BetterAccent Tutor - pronunciation training software with focus on intonation, stress and rhythm. BetterAccent proprietary technology is speaker, gender, language and vocabulary independent, and furthermore, it is highly noise tolerant. This technology is the foundation of BetterAccent Tutor software. BetterAccent Tutor's purpose is to help users speak clearly and effectively and to be easily understood. There is no such thing as right or wrong pronunciation, not even two native speakers speak alike; but to be understood by native and non-native speakers of English, it is imperative for non-native speakers to match native speakers at certain key points. The Tutor is designed to show users the most important prosodic features in an easy-to-understand manner. By visualizing users' pronunciation, the Tutor allows users to focus on the problems that are unique to their speech. BetterAccent Tutor gives non-native speakers the power to identify, understand and correct their pronunciation errors.

5.Conclusion

This paper briefly describes BetterAccent proprietary knowledge-based speech analysis and recognition technology and BetterAccent proprietary technology for suprasegmental analysis and visualization.

BetterAccent’s technology for suprasegmental speech analysis was developed as an extension and a specialization of the fundamental proprietary speech analysis and recognition technology developed by the company for large vocabulary speaker independent speech recognition system. As exciting and useful an application as pronunciation training is, it only scratches the surface of BetterAccent knowledge-based speech technology potential.

Currently the ASR industry capitalizes on the quality of existing HMM-based speech recognition engines. Unfortunately, it appears that the recognition rate has reached a plateau. For areas like dictation (especially with speaker adaptation), small vocabulary tasks, or special telephony applications the error rate is acceptable to the customers. For areas that have constantly changing conditions of recording or where speakers and/or content are unknown, the recognition quality is far from the acceptance threshold. To overcome the current limitations of HMM systems, researchers are working on hybrid, combination approaches [e.g. 3, 6].

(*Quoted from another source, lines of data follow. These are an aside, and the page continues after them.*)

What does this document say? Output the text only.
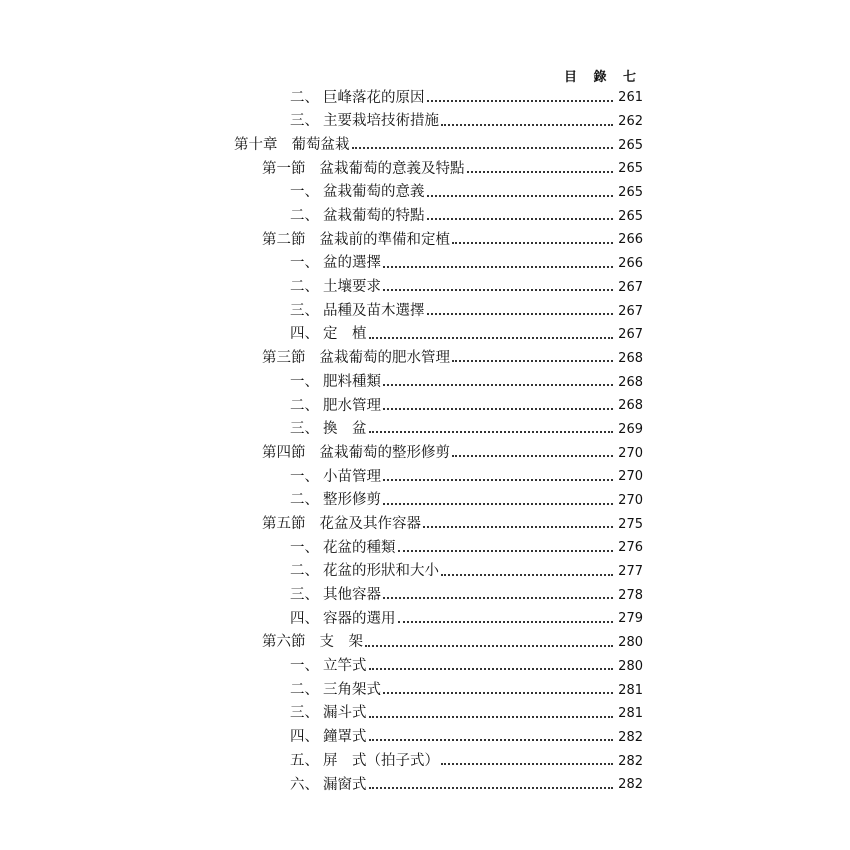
目 錄 七
二、 巨峰落花的原因	261
三、 主要栽培技術措施	262
第十章 葡萄盆栽	265
第一節 盆栽葡萄的意義及特點	265
一、 盆栽葡萄的意義	265
二、 盆栽葡萄的特點	265
第二節 盆栽前的準備和定植	266
一、 盆的選擇	266
二、 土壤要求	267
三、 品種及苗木選擇	267
四、 定　植	267
第三節 盆栽葡萄的肥水管理	268
一、 肥料種類	268
二、 肥水管理	268
三、 換　盆	269
第四節 盆栽葡萄的整形修剪	270
一、 小苗管理	270
二、 整形修剪	270
第五節 花盆及其作容器	275
一、 花盆的種類	276
二、 花盆的形狀和大小	277
三、 其他容器	278
四、 容器的選用	279
第六節 支　架	280
一、 立竿式	280
二、 三角架式	281
三、 漏斗式	281
四、 鐘罩式	282
五、 屏　式（拍子式）	282
六、 漏窗式	282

Knowledge-based speech recognition technology being complimentary to the widely used HMM approach provides an interesting opportunity to improve the quality of existing speech recognition systems. In house experiments in combining the leading HMM-based systems with BetterAccent knowledge-based system showed that the error rate of a combined system was 30-40% lower than the original error rate of the HMM-based systems. These promising results point out an opportunity to overcome the existing error rate reduction impasse and to create ASR systems of tomorrow.

6.References

[1] Anderson-Hsieh J., “Interpreting Visual Feedback on Suprasegmentals in Computer Assisted Pronunciation Instruction”, CALICO Journal, 11, 4, 1994.

[2] Bell Alexander Graham, “The Mechanisms of Speech”, 1916, p. 15.

[3] Jouvet Denis, Bartkova Katarina, Mercier Guy, “Hypothesis Dependent Threshold Setting for Improved Out-of-Vocabulary Data Rejection”, ICASSP ’99, 709-712.

[4] “Knowledge-based speech recognition system and methods having frame length computed based upon estimated pitch period of vocalic intervals”, US Patent 5,799,276, 1998.

[5] “Language Independent Suprasegmental Pronunciation Tutor”, US Patent pending.

[6] O’Shaughnessy Douglas, Tolba Hesham, “Towards a Robust/Fast Continuous Speech Recognition System Using a Voiced-Unvoiced Decision”, ICASSP ’99, 413-416.

[7] Price Patti, “How can Speech Technology Replicate and Complement Good Language Teachers to Help People Learn Language?”, ESCA Workshop on Speech Technology and Language Learning, 1998, pp. 81-90.